A gunman fired on a parade in honour of Martin Luther King in Baton Rouge, Louisiana, yesterday, killing one man and seriously injuring three children.

While details of the incident remained sketchy, police said last night that they were searching for at least one assailant believed to be an African American man.

The shooting cast a pall over the annual Martin Luther King holiday which was celebrated across the United States yesterday.

Schools, banks and many businesses closed and for the first time the New York stock markets also stayed shuttered for the day.

"There was fighting and someone pulled out a gun and started firing," Charles Armstrong, a police officer, said. The gunman then ran off.

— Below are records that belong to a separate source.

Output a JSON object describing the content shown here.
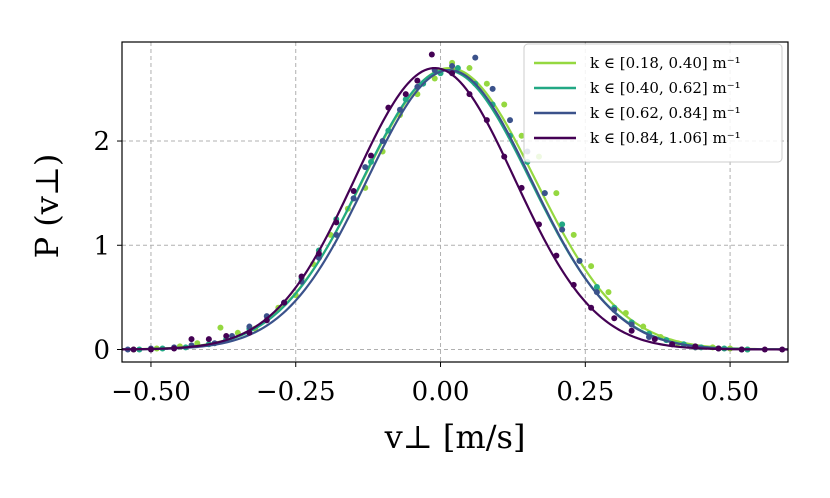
{
  "chart_data": {
    "type": "line",
    "xlabel": "v⊥ [m/s]",
    "ylabel": "P (v⊥)",
    "xlim": [
      -0.55,
      0.6
    ],
    "ylim": [
      -0.12,
      2.95
    ],
    "x_ticks": [
      -0.5,
      -0.25,
      0.0,
      0.25,
      0.5
    ],
    "x_tick_labels": [
      "−0.50",
      "−0.25",
      "0.00",
      "0.25",
      "0.50"
    ],
    "y_ticks": [
      0,
      1,
      2
    ],
    "y_tick_labels": [
      "0",
      "1",
      "2"
    ],
    "grid": true,
    "legend_position": "top-right",
    "series": [
      {
        "name": "k ∈ [0.18, 0.40] m⁻¹",
        "color": "#95d840",
        "curve": {
          "amp": 2.7,
          "mu": 0.015,
          "sigma": 0.148
        },
        "points": [
          [
            -0.53,
            0.0
          ],
          [
            -0.49,
            0.01
          ],
          [
            -0.45,
            0.03
          ],
          [
            -0.42,
            0.06
          ],
          [
            -0.38,
            0.21
          ],
          [
            -0.35,
            0.16
          ],
          [
            -0.32,
            0.2
          ],
          [
            -0.28,
            0.4
          ],
          [
            -0.25,
            0.52
          ],
          [
            -0.22,
            0.82
          ],
          [
            -0.19,
            1.1
          ],
          [
            -0.16,
            1.35
          ],
          [
            -0.13,
            1.55
          ],
          [
            -0.1,
            1.9
          ],
          [
            -0.07,
            2.25
          ],
          [
            -0.04,
            2.45
          ],
          [
            -0.01,
            2.6
          ],
          [
            0.02,
            2.75
          ],
          [
            0.05,
            2.7
          ],
          [
            0.08,
            2.55
          ],
          [
            0.11,
            2.35
          ],
          [
            0.14,
            2.05
          ],
          [
            0.17,
            1.85
          ],
          [
            0.2,
            1.5
          ],
          [
            0.23,
            1.1
          ],
          [
            0.26,
            0.8
          ],
          [
            0.29,
            0.55
          ],
          [
            0.32,
            0.35
          ],
          [
            0.35,
            0.22
          ],
          [
            0.38,
            0.12
          ],
          [
            0.41,
            0.06
          ],
          [
            0.44,
            0.02
          ],
          [
            0.47,
            0.02
          ],
          [
            0.5,
            0.01
          ],
          [
            0.53,
            0.0
          ]
        ]
      },
      {
        "name": "k ∈ [0.40, 0.62] m⁻¹",
        "color": "#22a884",
        "curve": {
          "amp": 2.68,
          "mu": 0.01,
          "sigma": 0.145
        },
        "points": [
          [
            -0.52,
            0.0
          ],
          [
            -0.48,
            0.01
          ],
          [
            -0.44,
            0.02
          ],
          [
            -0.4,
            0.05
          ],
          [
            -0.37,
            0.1
          ],
          [
            -0.33,
            0.2
          ],
          [
            -0.3,
            0.28
          ],
          [
            -0.27,
            0.45
          ],
          [
            -0.24,
            0.68
          ],
          [
            -0.21,
            0.95
          ],
          [
            -0.18,
            1.25
          ],
          [
            -0.15,
            1.45
          ],
          [
            -0.12,
            1.8
          ],
          [
            -0.09,
            2.1
          ],
          [
            -0.06,
            2.4
          ],
          [
            -0.03,
            2.55
          ],
          [
            0.0,
            2.65
          ],
          [
            0.03,
            2.7
          ],
          [
            0.06,
            2.55
          ],
          [
            0.09,
            2.35
          ],
          [
            0.12,
            2.05
          ],
          [
            0.15,
            1.8
          ],
          [
            0.18,
            1.5
          ],
          [
            0.21,
            1.2
          ],
          [
            0.24,
            0.85
          ],
          [
            0.27,
            0.6
          ],
          [
            0.3,
            0.4
          ],
          [
            0.33,
            0.26
          ],
          [
            0.36,
            0.15
          ],
          [
            0.39,
            0.09
          ],
          [
            0.42,
            0.05
          ],
          [
            0.45,
            0.02
          ],
          [
            0.49,
            0.01
          ],
          [
            0.53,
            0.0
          ]
        ]
      },
      {
        "name": "k ∈ [0.62, 0.84] m⁻¹",
        "color": "#3b528b",
        "curve": {
          "amp": 2.68,
          "mu": 0.015,
          "sigma": 0.142
        },
        "points": [
          [
            -0.54,
            0.0
          ],
          [
            -0.5,
            0.01
          ],
          [
            -0.46,
            0.02
          ],
          [
            -0.43,
            0.04
          ],
          [
            -0.39,
            0.06
          ],
          [
            -0.36,
            0.13
          ],
          [
            -0.33,
            0.22
          ],
          [
            -0.3,
            0.32
          ],
          [
            -0.27,
            0.45
          ],
          [
            -0.24,
            0.65
          ],
          [
            -0.21,
            0.88
          ],
          [
            -0.18,
            1.1
          ],
          [
            -0.15,
            1.45
          ],
          [
            -0.13,
            1.75
          ],
          [
            -0.1,
            2.0
          ],
          [
            -0.07,
            2.3
          ],
          [
            -0.04,
            2.52
          ],
          [
            -0.01,
            2.68
          ],
          [
            0.02,
            2.72
          ],
          [
            0.06,
            2.8
          ],
          [
            0.09,
            2.5
          ],
          [
            0.12,
            2.2
          ],
          [
            0.15,
            1.9
          ],
          [
            0.18,
            1.5
          ],
          [
            0.21,
            1.15
          ],
          [
            0.24,
            0.85
          ],
          [
            0.27,
            0.55
          ],
          [
            0.3,
            0.38
          ],
          [
            0.33,
            0.24
          ],
          [
            0.36,
            0.12
          ],
          [
            0.4,
            0.05
          ],
          [
            0.44,
            0.02
          ],
          [
            0.48,
            0.01
          ],
          [
            0.52,
            0.0
          ]
        ]
      },
      {
        "name": "k ∈ [0.84, 1.06] m⁻¹",
        "color": "#440154",
        "curve": {
          "amp": 2.7,
          "mu": -0.01,
          "sigma": 0.138
        },
        "points": [
          [
            -0.53,
            0.0
          ],
          [
            -0.5,
            0.0
          ],
          [
            -0.46,
            0.01
          ],
          [
            -0.43,
            0.1
          ],
          [
            -0.4,
            0.1
          ],
          [
            -0.37,
            0.13
          ],
          [
            -0.33,
            0.16
          ],
          [
            -0.3,
            0.28
          ],
          [
            -0.27,
            0.45
          ],
          [
            -0.24,
            0.7
          ],
          [
            -0.21,
            0.92
          ],
          [
            -0.18,
            1.22
          ],
          [
            -0.15,
            1.52
          ],
          [
            -0.12,
            1.86
          ],
          [
            -0.09,
            2.32
          ],
          [
            -0.06,
            2.45
          ],
          [
            -0.04,
            2.58
          ],
          [
            -0.015,
            2.83
          ],
          [
            0.02,
            2.65
          ],
          [
            0.05,
            2.45
          ],
          [
            0.08,
            2.2
          ],
          [
            0.11,
            1.85
          ],
          [
            0.14,
            1.55
          ],
          [
            0.17,
            1.2
          ],
          [
            0.2,
            0.9
          ],
          [
            0.23,
            0.62
          ],
          [
            0.26,
            0.4
          ],
          [
            0.3,
            0.3
          ],
          [
            0.33,
            0.18
          ],
          [
            0.37,
            0.1
          ],
          [
            0.4,
            0.05
          ],
          [
            0.44,
            0.03
          ],
          [
            0.48,
            0.01
          ],
          [
            0.52,
            0.0
          ],
          [
            0.56,
            0.0
          ],
          [
            0.59,
            0.0
          ]
        ]
      }
    ]
  }
}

A police spokesman, Don Kelly, said the gunshots sparked "mass pandemonium" in the crowd watching the parade, which began at a city high school and headed for the city centre.

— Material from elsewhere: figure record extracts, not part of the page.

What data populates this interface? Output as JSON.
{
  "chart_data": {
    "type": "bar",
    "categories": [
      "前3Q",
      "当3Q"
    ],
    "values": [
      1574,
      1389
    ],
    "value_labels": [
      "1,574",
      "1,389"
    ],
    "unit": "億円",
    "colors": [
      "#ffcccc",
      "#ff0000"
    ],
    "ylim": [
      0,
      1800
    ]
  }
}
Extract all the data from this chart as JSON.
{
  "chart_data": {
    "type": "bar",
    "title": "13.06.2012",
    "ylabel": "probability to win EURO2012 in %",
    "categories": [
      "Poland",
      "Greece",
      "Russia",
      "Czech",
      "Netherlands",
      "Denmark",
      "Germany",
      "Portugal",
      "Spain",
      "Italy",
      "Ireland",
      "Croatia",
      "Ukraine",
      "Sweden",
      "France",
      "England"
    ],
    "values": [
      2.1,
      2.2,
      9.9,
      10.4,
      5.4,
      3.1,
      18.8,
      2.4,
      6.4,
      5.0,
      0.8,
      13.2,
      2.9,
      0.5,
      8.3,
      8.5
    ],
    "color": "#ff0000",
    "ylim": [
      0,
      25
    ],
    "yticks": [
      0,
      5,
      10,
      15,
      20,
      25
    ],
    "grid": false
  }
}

Police have ruled out a racial motive for the shooting as all four victims were said to be black. A 25-year-old man was killed outright, police said. A six-year-old girl was in a critical condition with a gunshot wound in the back.

Listed in serious condition was an 11-year-old girl with gunshot wounds to the legs and hand. A nine-year-old boy suffered a leg wound.

King, who won a Nobel Peace Prize for his civil-rights efforts, was shot on 4 April 1968 while standing on a balcony of the Lorraine Motel in Memphis, Tennessee.

At the weekend, the city of Memphis launched a three-month schedule of events to mark his life.

President Bill Clinton yesterday helped paint walls in a Washington DC High School to mark the holiday and dispatched many of his Cabinet members to church services and commemorative parades around the country. He also pledged additional government funding for civil-rights enforcement.

The announcements in Memphis on Sunday were marred by a demonstration by 50 members of the Ku Klux Klan who were protesting that Martin Luther King Day was made an official federal holiday by Congress in 1986.

After a slow start, the holiday has increasingly been respected across the country.

Commenting on yesterday's shooting, Eddie Crawford, from the Baton Rouge chapter of the NAACP, the national black- rights association, said: "There has never been an incident like this."

Noting that the parade passed by poor housing in the city, he said: "Any time you have a lot of young people, you're going to have a problem with guns."